Sisanya adalah penyelenggaraan stasiun monitoring spektrum frekuensi radio dan orbit satelit, museum pemerintah, serta jasa pengoperasian wisata peninggalan sejarah dan purbakala (candi, keraton, prasasti, petilasan, bangunan kuno).
Bukan Satu-satunya Jalan
Menteri Koordinator Bidang Perekonomian Airlangga Hartarto mengatakan saat ini pembahasan omnibus law sudah mencapai tahap finalisasi. Dia mengatakan aturan sapu jagat akan menjadi salah satu resep manjur memacu investasi.
Meski demikian pengusaha tak sepenuhnya sependapat bahwa revisi DNI menjadi jalan keluar memacu investasi. Wakil Ketua Umum Asosiasi Pengusaha Indonesia (Apindo) Shinta Widjaja Kamdani menilai investor juga memperhitungkan aspek lainnya seperti efisiensi, kelancaran logistik, dan keuntungan kegiatan usahanya.
Mereka juga mempertimbangkan biaya tenaga kerja, kelancaran ekspor-impor, kemudahan perizinan untuk seluruh aspek kegiatan usaha, biaya energi, konektivitas, hingga aspek perlindungan Hak Kekayaan Intelektual (HAKI) atas produk barang atau jasa yang dihasilkan.
Dengan segudang masalah, Shinta menilai masih banyak tugas yang harus dilakukan pemerintah untuk meningkatkan investasi. Makanya dia berharap pemerintah dapat melakukan harmonisasi kebijakan untuk mendorong investasi di Tanah Air.
"Namun menurunkan hambatan atau persyaratan untuk investasi asing akan membuat investor lebih tertarik untuk menanamkan modal," ujar dia.
Sedangkan nada kekhawatiran disampaikan oleh Peneliti Institute for Development of Economics and Finance (Indef) Andry Satrio Nugroho. Ia khawatir perubahan DNI akan mematikan industri dalam negeri seiring dengan masuknya investor asing.
"Kalau investasi domestik masih cukup baik, artinya dari segi kompetisi tidak perlu membuka untuk investor asing," ujar dia.

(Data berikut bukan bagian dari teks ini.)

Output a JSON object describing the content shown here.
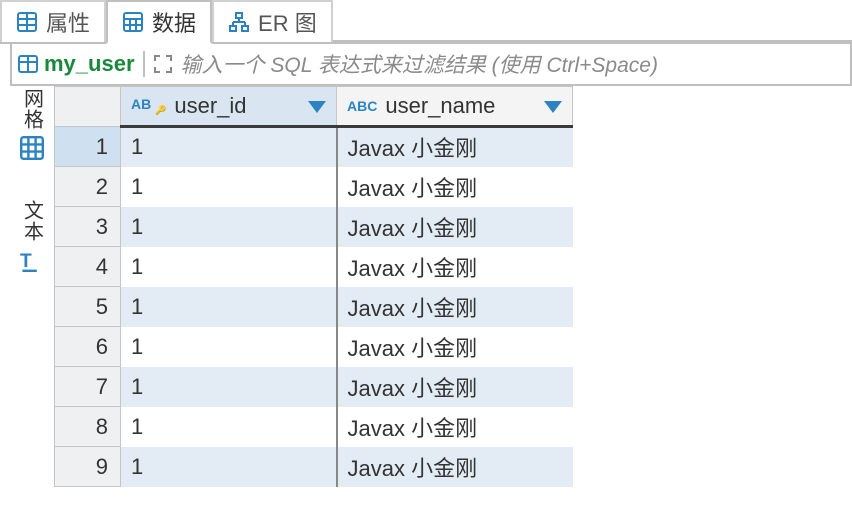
{
  "tabs": [
    {
      "label": "属性",
      "active": false
    },
    {
      "label": "数据",
      "active": true
    },
    {
      "label": "ER 图",
      "active": false
    }
  ],
  "table_name": "my_user",
  "filter_placeholder": "输入一个 SQL 表达式来过滤结果 (使用 Ctrl+Space)",
  "side_rail": {
    "grid_label": "网格",
    "text_label": "文本"
  },
  "columns": [
    {
      "name": "user_id",
      "type_icon": "ABC_key"
    },
    {
      "name": "user_name",
      "type_icon": "ABC"
    }
  ],
  "rows": [
    {
      "n": "1",
      "user_id": "1",
      "user_name": "Javax 小金刚",
      "selected": true
    },
    {
      "n": "2",
      "user_id": "1",
      "user_name": "Javax 小金刚"
    },
    {
      "n": "3",
      "user_id": "1",
      "user_name": "Javax 小金刚"
    },
    {
      "n": "4",
      "user_id": "1",
      "user_name": "Javax 小金刚"
    },
    {
      "n": "5",
      "user_id": "1",
      "user_name": "Javax 小金刚"
    },
    {
      "n": "6",
      "user_id": "1",
      "user_name": "Javax 小金刚"
    },
    {
      "n": "7",
      "user_id": "1",
      "user_name": "Javax 小金刚"
    },
    {
      "n": "8",
      "user_id": "1",
      "user_name": "Javax 小金刚"
    },
    {
      "n": "9",
      "user_id": "1",
      "user_name": "Javax 小金刚"
    }
  ]
}
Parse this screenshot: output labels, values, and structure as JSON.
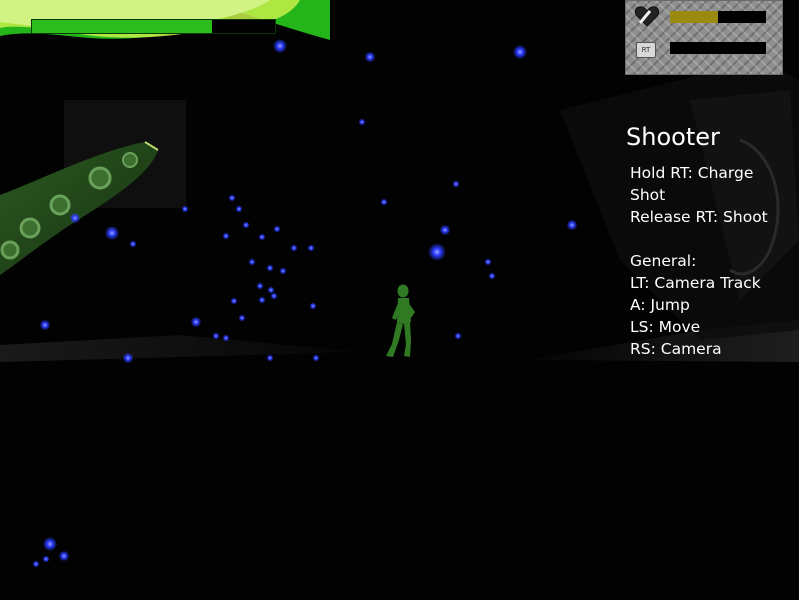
{
  "hud": {
    "health": {
      "level": 0.74,
      "fill_color": "#2dbd1c"
    },
    "status_panel": {
      "life": {
        "icon": "heart-icon",
        "level": 0.5,
        "fill_color": "#9a8a10"
      },
      "charge": {
        "icon": "rt-trigger-icon",
        "label": "RT",
        "level": 0.0,
        "fill_color": "#9a8a10"
      }
    }
  },
  "controls": {
    "title": "Shooter",
    "lines": [
      "Hold RT: Charge",
      "Shot",
      "Release RT: Shoot",
      "",
      "General:",
      "LT: Camera Track",
      "A: Jump",
      "LS: Move",
      "RS: Camera"
    ]
  },
  "scene": {
    "character_color": "#2f7a22",
    "particle_color": "#2b3cff"
  }
}
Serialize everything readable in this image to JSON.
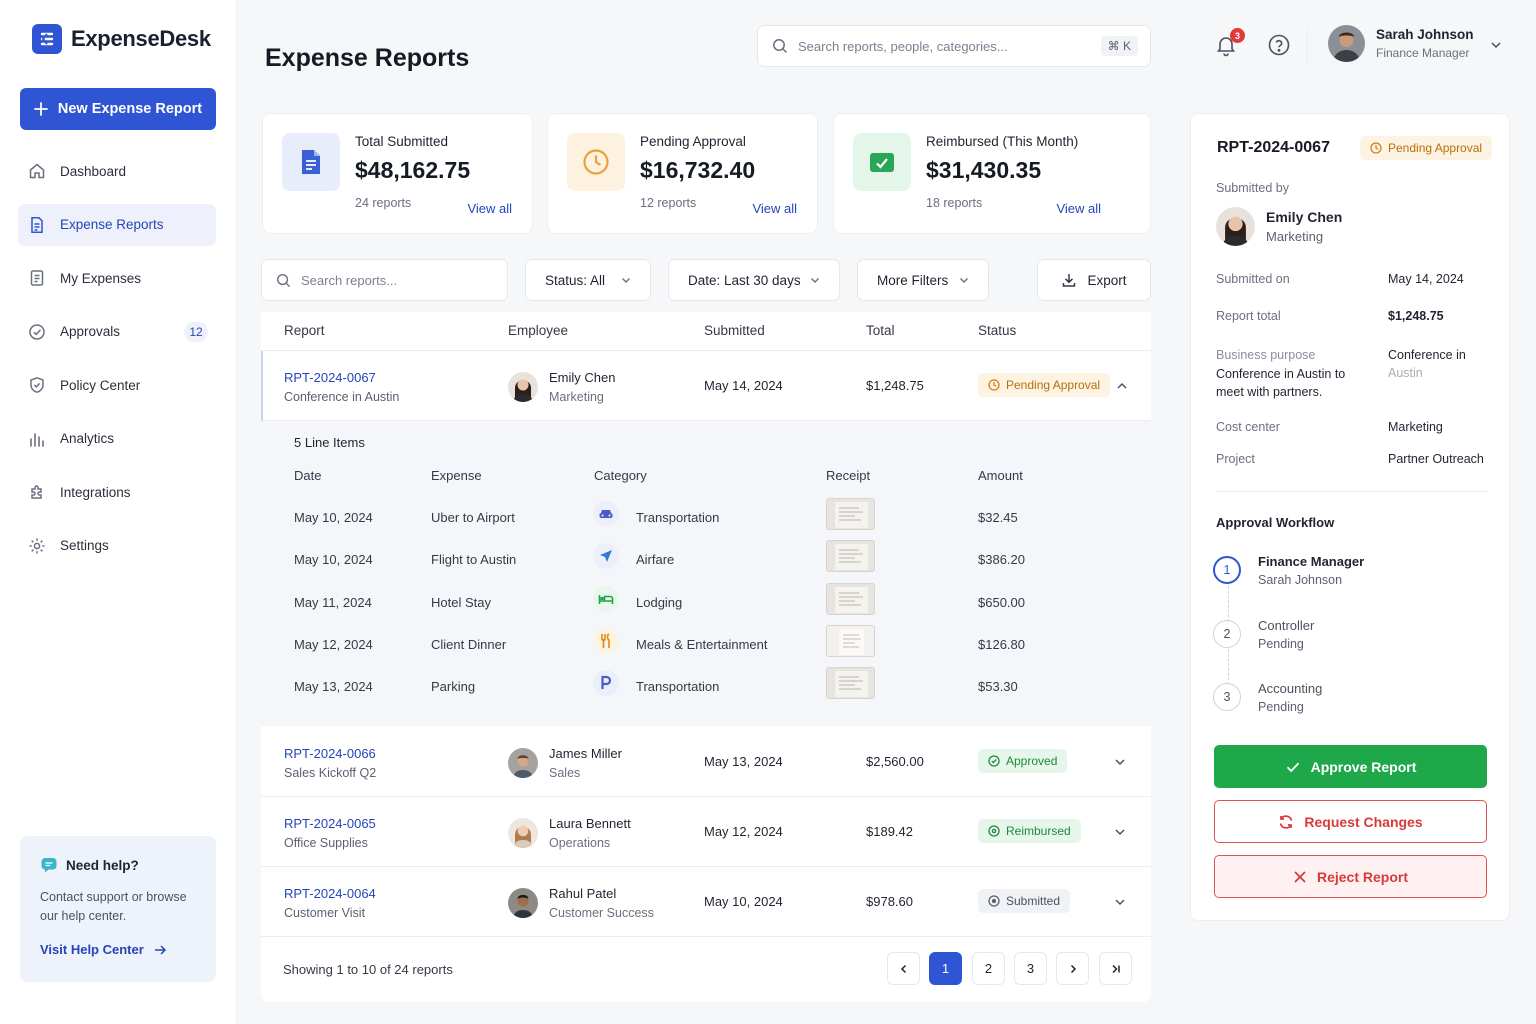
{
  "app": {
    "name": "ExpenseDesk"
  },
  "sidebar": {
    "new_button": "New Expense Report",
    "items": [
      {
        "label": "Dashboard",
        "icon": "home-icon"
      },
      {
        "label": "Expense Reports",
        "icon": "document-icon",
        "active": true
      },
      {
        "label": "My Expenses",
        "icon": "receipt-icon"
      },
      {
        "label": "Approvals",
        "icon": "check-circle-icon",
        "badge": "12"
      },
      {
        "label": "Policy Center",
        "icon": "shield-icon"
      },
      {
        "label": "Analytics",
        "icon": "bar-chart-icon"
      },
      {
        "label": "Integrations",
        "icon": "puzzle-icon"
      },
      {
        "label": "Settings",
        "icon": "gear-icon"
      }
    ],
    "help": {
      "title": "Need help?",
      "text": "Contact support or browse our help center.",
      "link": "Visit Help Center"
    }
  },
  "header": {
    "title": "Expense Reports",
    "search_placeholder": "Search reports, people, categories...",
    "shortcut": "⌘ K",
    "notifications": "3",
    "user": {
      "name": "Sarah Johnson",
      "role": "Finance Manager"
    }
  },
  "stats": [
    {
      "label": "Total Submitted",
      "value": "$48,162.75",
      "sub": "24 reports",
      "link": "View all",
      "color": "#3b5fd6"
    },
    {
      "label": "Pending Approval",
      "value": "$16,732.40",
      "sub": "12 reports",
      "link": "View all",
      "color": "#e8a23a"
    },
    {
      "label": "Reimbursed (This Month)",
      "value": "$31,430.35",
      "sub": "18 reports",
      "link": "View all",
      "color": "#2aa756"
    }
  ],
  "toolbar": {
    "search_placeholder": "Search reports...",
    "status_filter": "Status: All",
    "date_filter": "Date: Last 30 days",
    "more_filters": "More Filters",
    "export": "Export"
  },
  "table": {
    "headers": [
      "Report",
      "Employee",
      "Submitted",
      "Total",
      "Status"
    ],
    "rows": [
      {
        "id": "RPT-2024-0067",
        "title": "Conference in Austin",
        "employee": "Emily Chen",
        "dept": "Marketing",
        "submitted": "May 14, 2024",
        "total": "$1,248.75",
        "status": "Pending Approval"
      },
      {
        "id": "RPT-2024-0066",
        "title": "Sales Kickoff Q2",
        "employee": "James Miller",
        "dept": "Sales",
        "submitted": "May 13, 2024",
        "total": "$2,560.00",
        "status": "Approved"
      },
      {
        "id": "RPT-2024-0065",
        "title": "Office Supplies",
        "employee": "Laura Bennett",
        "dept": "Operations",
        "submitted": "May 12, 2024",
        "total": "$189.42",
        "status": "Reimbursed"
      },
      {
        "id": "RPT-2024-0064",
        "title": "Customer Visit",
        "employee": "Rahul Patel",
        "dept": "Customer Success",
        "submitted": "May 10, 2024",
        "total": "$978.60",
        "status": "Submitted"
      }
    ],
    "line_items": {
      "title": "5 Line Items",
      "headers": [
        "Date",
        "Expense",
        "Category",
        "Receipt",
        "Amount"
      ],
      "items": [
        {
          "date": "May 10, 2024",
          "expense": "Uber to Airport",
          "category": "Transportation",
          "icon": "car-icon",
          "amount": "$32.45"
        },
        {
          "date": "May 10, 2024",
          "expense": "Flight to Austin",
          "category": "Airfare",
          "icon": "plane-icon",
          "amount": "$386.20"
        },
        {
          "date": "May 11, 2024",
          "expense": "Hotel Stay",
          "category": "Lodging",
          "icon": "bed-icon",
          "amount": "$650.00"
        },
        {
          "date": "May 12, 2024",
          "expense": "Client Dinner",
          "category": "Meals & Entertainment",
          "icon": "utensils-icon",
          "amount": "$126.80"
        },
        {
          "date": "May 13, 2024",
          "expense": "Parking",
          "category": "Transportation",
          "icon": "parking-icon",
          "amount": "$53.30"
        }
      ]
    },
    "pagination": {
      "summary": "Showing 1 to 10 of 24 reports",
      "pages": [
        "1",
        "2",
        "3"
      ],
      "current": "1"
    }
  },
  "panel": {
    "id": "RPT-2024-0067",
    "status": "Pending Approval",
    "submitted_by_label": "Submitted by",
    "submitter": {
      "name": "Emily Chen",
      "dept": "Marketing"
    },
    "fields": {
      "submitted_on_label": "Submitted on",
      "submitted_on": "May 14, 2024",
      "total_label": "Report total",
      "total": "$1,248.75",
      "purpose_label": "Business purpose",
      "purpose_text": "Conference in Austin to meet with partners.",
      "purpose_value": "Conference in",
      "purpose_value2": "Austin",
      "cost_center_label": "Cost center",
      "cost_center": "Marketing",
      "project_label": "Project",
      "project": "Partner Outreach"
    },
    "workflow": {
      "title": "Approval Workflow",
      "steps": [
        {
          "num": "1",
          "name": "Finance Manager",
          "status": "Sarah Johnson"
        },
        {
          "num": "2",
          "name": "Controller",
          "status": "Pending"
        },
        {
          "num": "3",
          "name": "Accounting",
          "status": "Pending"
        }
      ]
    },
    "actions": {
      "approve": "Approve Report",
      "changes": "Request Changes",
      "reject": "Reject Report"
    }
  }
}
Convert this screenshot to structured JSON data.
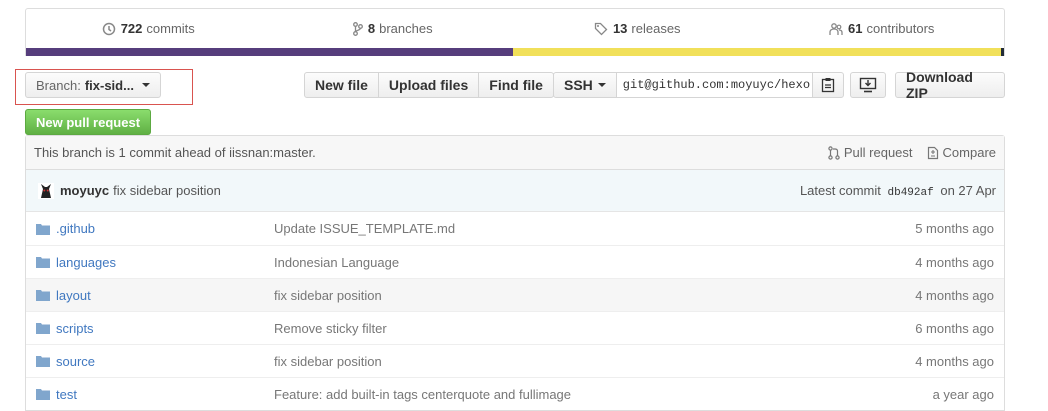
{
  "stats": {
    "commits": {
      "count": "722",
      "label": "commits"
    },
    "branches": {
      "count": "8",
      "label": "branches"
    },
    "releases": {
      "count": "13",
      "label": "releases"
    },
    "contributors": {
      "count": "61",
      "label": "contributors"
    }
  },
  "colors": {
    "lang_purple": "#563d7c",
    "lang_yellow": "#f1e05a",
    "lang_dark": "#222c37",
    "highlight_box": "#d9534f"
  },
  "toolbar": {
    "branch_label": "Branch:",
    "branch_name": "fix-sid...",
    "new_file": "New file",
    "upload_files": "Upload files",
    "find_file": "Find file",
    "protocol": "SSH",
    "clone_url": "git@github.com:moyuyc/hexo",
    "download_zip": "Download ZIP"
  },
  "new_pull_request": "New pull request",
  "branch_status": {
    "text": "This branch is 1 commit ahead of iissnan:master.",
    "pull_request": "Pull request",
    "compare": "Compare"
  },
  "latest_commit": {
    "author": "moyuyc",
    "message": "fix sidebar position",
    "prefix": "Latest commit",
    "sha": "db492af",
    "date": "on 27 Apr"
  },
  "files": [
    {
      "name": ".github",
      "message": "Update ISSUE_TEMPLATE.md",
      "age": "5 months ago"
    },
    {
      "name": "languages",
      "message": "Indonesian Language",
      "age": "4 months ago"
    },
    {
      "name": "layout",
      "message": "fix sidebar position",
      "age": "4 months ago"
    },
    {
      "name": "scripts",
      "message": "Remove sticky filter",
      "age": "6 months ago"
    },
    {
      "name": "source",
      "message": "fix sidebar position",
      "age": "4 months ago"
    },
    {
      "name": "test",
      "message": "Feature: add built-in tags centerquote and fullimage",
      "age": "a year ago"
    }
  ]
}
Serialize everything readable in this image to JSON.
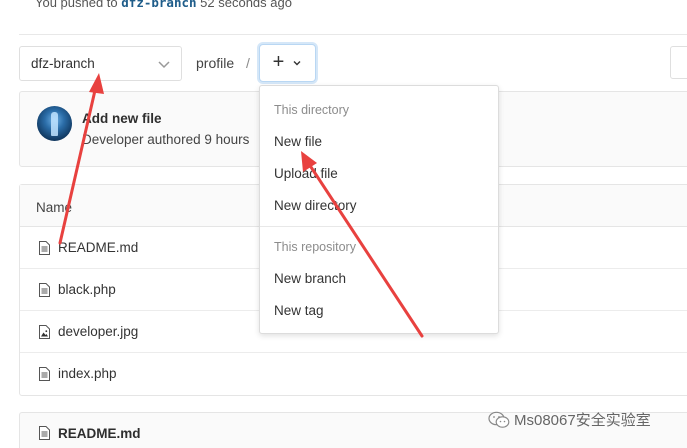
{
  "push_notice": {
    "prefix": "You pushed to",
    "branch": "dfz-branch",
    "suffix": "52 seconds ago"
  },
  "branch_selector": {
    "value": "dfz-branch",
    "caret_icon": "chevron-down-icon"
  },
  "breadcrumb": {
    "project": "profile",
    "separator": "/"
  },
  "add_button": {
    "label": "+",
    "caret_icon": "chevron-down-icon"
  },
  "last_commit": {
    "title": "Add new file",
    "meta": "Developer authored 9 hours"
  },
  "file_tree": {
    "header": "Name",
    "files": [
      {
        "name": "README.md",
        "icon": "file-text-icon"
      },
      {
        "name": "black.php",
        "icon": "file-text-icon"
      },
      {
        "name": "developer.jpg",
        "icon": "file-image-icon"
      },
      {
        "name": "index.php",
        "icon": "file-text-icon"
      }
    ]
  },
  "readme_panel": {
    "title": "README.md",
    "icon": "file-text-icon"
  },
  "dropdown": {
    "directory_header": "This directory",
    "new_file": "New file",
    "upload_file": "Upload file",
    "new_directory": "New directory",
    "repository_header": "This repository",
    "new_branch": "New branch",
    "new_tag": "New tag"
  },
  "watermark": {
    "text": "Ms08067安全实验室",
    "icon": "wechat-icon"
  },
  "colors": {
    "annotation_arrow": "#e8413f",
    "link_blue": "#1f5d8a",
    "focus_ring": "#b9d7f3"
  }
}
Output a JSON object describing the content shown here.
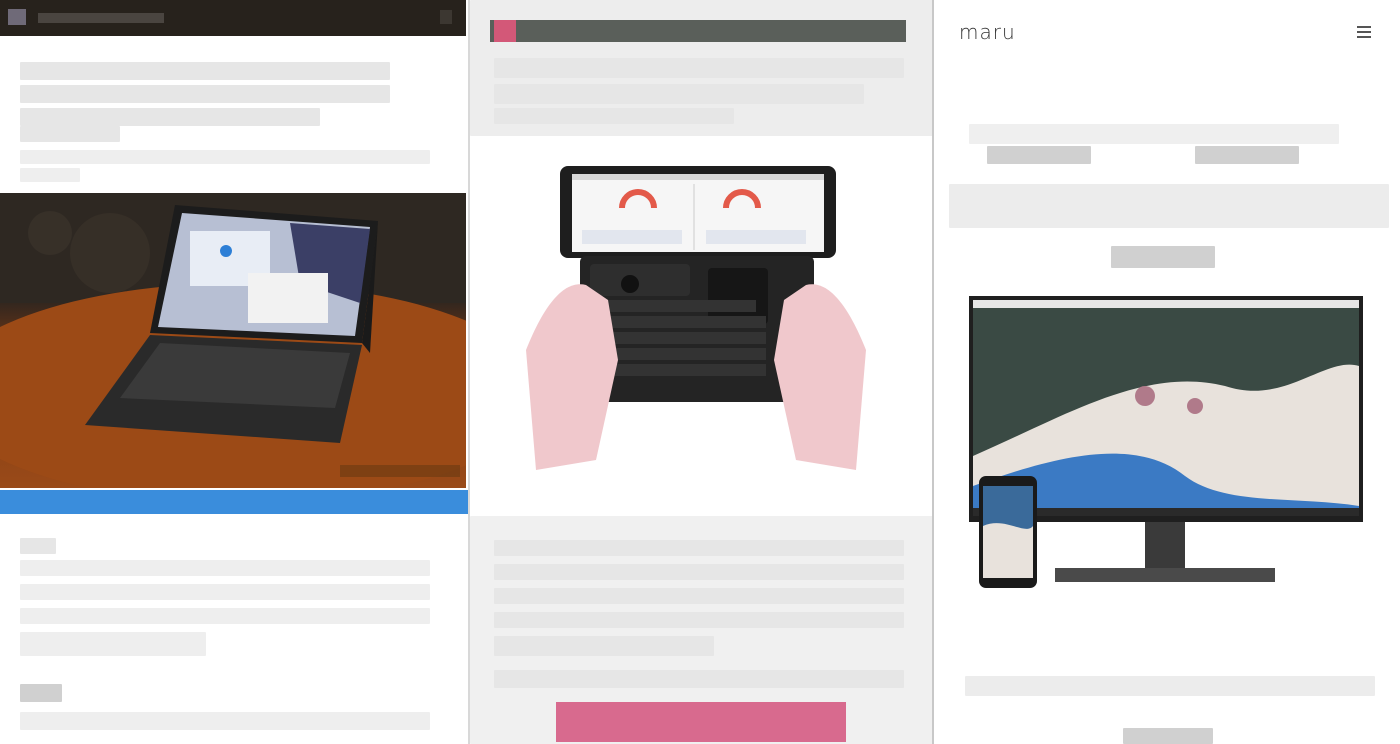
{
  "right_panel": {
    "brand": "maru",
    "menu_icon": "hamburger-menu-icon"
  },
  "colors": {
    "left_header": "#27221c",
    "left_accent_bar": "#3a8ddc",
    "middle_accent": "#d35878",
    "middle_cta": "#d86a8e"
  },
  "images": {
    "left": "tablet-with-keyboard-photo",
    "middle": "handheld-pc-photo",
    "right": "monitor-and-phone-photo"
  }
}
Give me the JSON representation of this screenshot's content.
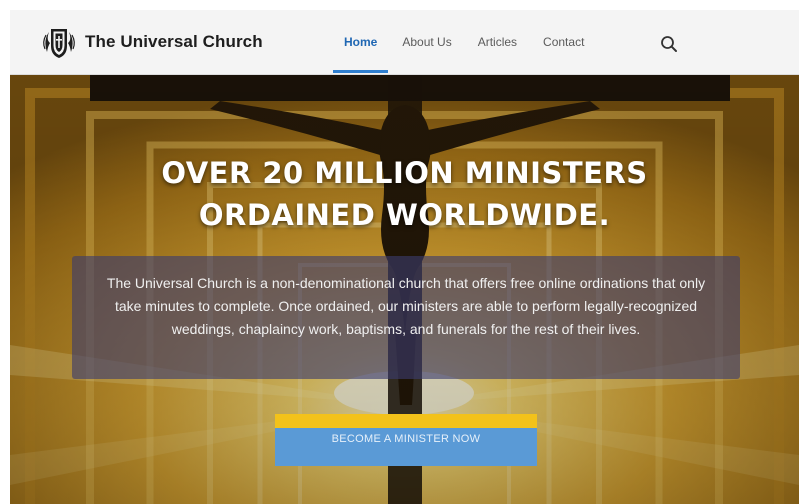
{
  "header": {
    "brand": "The Universal Church",
    "nav": [
      {
        "label": "Home",
        "active": true
      },
      {
        "label": "About Us",
        "active": false
      },
      {
        "label": "Articles",
        "active": false
      },
      {
        "label": "Contact",
        "active": false
      }
    ],
    "search_icon": "search-icon",
    "logo_icon": "church-crest-icon"
  },
  "hero": {
    "headline_line1": "OVER 20 MILLION MINISTERS",
    "headline_line2": "ORDAINED WORLDWIDE.",
    "description": "The Universal Church is a non-denominational church that offers free online ordinations that only take minutes to complete. Once ordained, our ministers are able to perform legally-recognized weddings, chaplaincy work, baptisms, and funerals for the rest of their lives.",
    "cta_label": "BECOME A MINISTER NOW"
  },
  "colors": {
    "nav_active": "#1f67b3",
    "cta_bg": "#5a9ad6",
    "cta_accent": "#f3c21a",
    "info_box": "rgba(60,60,110,0.62)"
  }
}
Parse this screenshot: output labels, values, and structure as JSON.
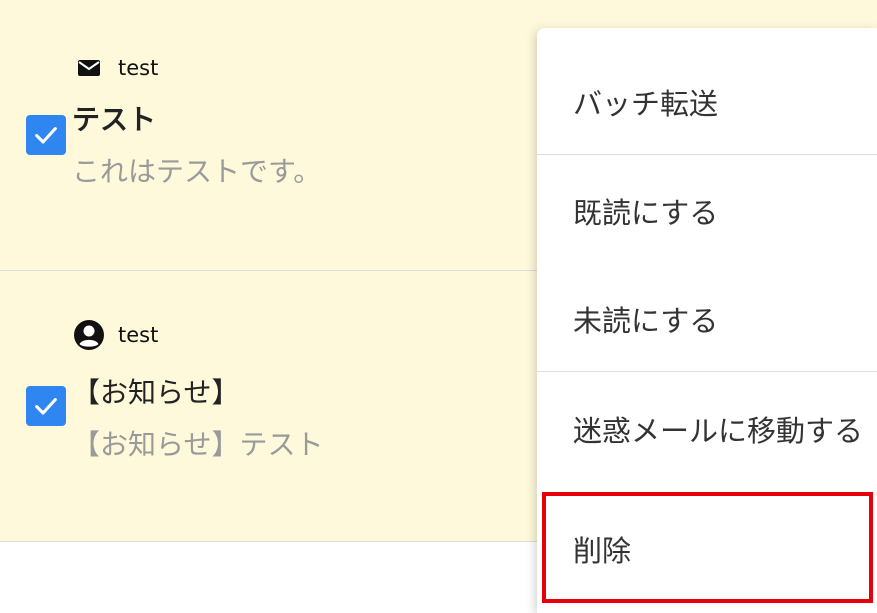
{
  "messages": [
    {
      "sender_icon": "mail-icon",
      "sender": "test",
      "subject": "テスト",
      "preview": "これはテストです。",
      "checked": true
    },
    {
      "sender_icon": "account-circle-icon",
      "sender": "test",
      "subject": "【お知らせ】",
      "preview": "【お知らせ】テスト",
      "checked": true
    }
  ],
  "context_menu": {
    "items": [
      {
        "label": "バッチ転送"
      },
      {
        "label": "既読にする"
      },
      {
        "label": "未読にする"
      },
      {
        "label": "迷惑メールに移動する"
      },
      {
        "label": "削除",
        "highlighted": true
      }
    ]
  },
  "colors": {
    "row_background": "#fff9dc",
    "checkbox": "#2f86f0",
    "highlight": "#e5000b"
  }
}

Andry juga belum bisa menilai tingkat apakah revisi tersebut akan berdampak kepada peningkatan investasi. Ini lantaran kondisi global tengah dihadapi krisis kesehatan yang turut berdampak pada ekonomi dan investasi. “Agak sulit menilai atau memproyeksikan ke depan seperti apa," ujar dia.
Adapun Hendrawan mengatakan Fraksi PDIP masih akan membahas rencana pemerintah membuka beberapa bidang usaha. Namun Partai Banteng mensyaratkan pencadangan usaha untuk usaha mikro, kecil, dan menengah (UMKM). “Ikuti terus karena bisa berubah setiap waktu,” katanya.